Vam damme gibi bacağını iki yana açabilen yönetmen. Çok karizma lan. Dövüşlü film çekse, ama kendisi oynayacak. Parayı gör o zaman. Bruce lee mi Nuri abi mi derseniz elbette nuri abi derim. Karizmayla kazanır direk Ne dövüşü. Ama tabi bu birazda senoryaya bağlı filmin. Ama nuri abi'nin kimseye eli kalkmaz, filmde bile. Kendi öyle dediydi.
en iyi filmini yapmış usta yönetmen. artık kendisini ustalık mertebesine layık görmekteyim. zira uzak, bir zamanlar anadolu'da ve kış uykusu 'yla başyapıt sayısını 3'e çıkarmış oldu.

uzak'ı da ezelden beridir inanılmaz tuttuğumdan kafaya bu 2 filmi koydum az gerisinde de bir zamanlar anadolu'da mevcut.

en olmamış diyebileceğim ama buna rağmen hayli sevilen tek filmi üç maymun'dur bana göre. bu filmin senaryosunun patlak olduğunu düşünürüm başka hiçbir filmi hakkında da bu tarz bir yorum yapmam açıkçası. niye böyle bir yorum yaptığıma gelirsek eski türk sinemasından herhangibir aynı parelel de filmin senaryosuna bakmak yeterli yanıt olabilir. hani emrah -hala küçük mü bilmiyorum- filmleri vardır ya onun modernize halidir üç maymun. bu bağlam da külliyatın en zayıfıdır.

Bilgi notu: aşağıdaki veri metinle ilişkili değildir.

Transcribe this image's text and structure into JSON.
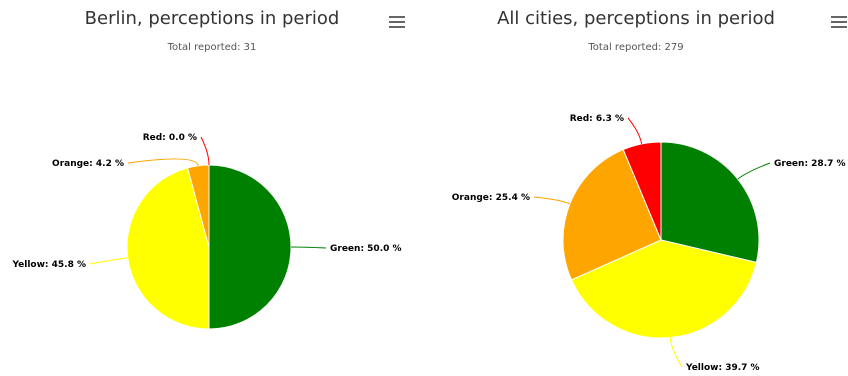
{
  "chart_data": [
    {
      "type": "pie",
      "title": "Berlin, perceptions in period",
      "subtitle": "Total reported: 31",
      "slices": [
        {
          "name": "Green",
          "value": 50.0,
          "label": "Green: 50.0 %",
          "color": "#008000"
        },
        {
          "name": "Yellow",
          "value": 45.8,
          "label": "Yellow: 45.8 %",
          "color": "#ffff00"
        },
        {
          "name": "Orange",
          "value": 4.2,
          "label": "Orange: 4.2 %",
          "color": "#ffa500"
        },
        {
          "name": "Red",
          "value": 0.0,
          "label": "Red: 0.0 %",
          "color": "#ff0000"
        }
      ]
    },
    {
      "type": "pie",
      "title": "All cities, perceptions in period",
      "subtitle": "Total reported: 279",
      "slices": [
        {
          "name": "Green",
          "value": 28.7,
          "label": "Green: 28.7 %",
          "color": "#008000"
        },
        {
          "name": "Yellow",
          "value": 39.7,
          "label": "Yellow: 39.7 %",
          "color": "#ffff00"
        },
        {
          "name": "Orange",
          "value": 25.4,
          "label": "Orange: 25.4 %",
          "color": "#ffa500"
        },
        {
          "name": "Red",
          "value": 6.3,
          "label": "Red: 6.3 %",
          "color": "#ff0000"
        }
      ]
    }
  ],
  "menu_icon": "hamburger-menu-icon"
}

iklimler, kasaba, mayıs sıkıntısı da leziz filmlerdir. taşra üçlemesi denilen kasaba- mayıs sıkıntısı ve uzak türkiye'de birçok sinema seyircisine ağır gelmiştir. şahsım bunu kasaba ve kent yaşamı farklılıklarının ve bir nevi kıyaslanmasının -versus diyelim- insanlara çok ilgi çekici gelmediğine yormaktadır. halbuki sosyo kültürel mana da kitap gibi filmlerdir bunlar. o denli doludurlar ki üzerlerine kitap yazdırabilirler. kanımca bu taşra üçlemesi en iyisiyle, belki de külliyatın en iyisi uzak'la sonlanmıştır.

son iki filminde çıtayı hayli yükseklere çıkarmış yeni nesil türk yönetmenlerle arayı kalite açısından iyiden iyiye açmıştır. gerek bir zamanlar anadolu'da gerekte kış uykusu'nda üzerindeki sinematografik tarkovski etkisinden ziyade edebi anton pavloviç çehov etkisi daha da belirginleşmiştir. bu da sinema dilini oturttuğunu ve kanımca edebiyatın gücüne sonsuz bel bağladığını göstermekte. bir evde eşiyle 285 sayfalık bir mini roman misali bir senaryo üzerine yardımlaşarak kafa patlatıyorsa üstat o işte çıta hayli yükselmiştir.

şu an için türk sinemasının açık ara en iyi yönetmeni nbc'dir. her daim kabul ettiğimiz metin erksan, atıf yılmaz, ömer lütfi akad ve yılmaz güney isimleri ne denli sinemamıza dair bir gerçeklikse artık nbc sineması da edebi bir şölen ve gerçekliktir, tabii anlayana.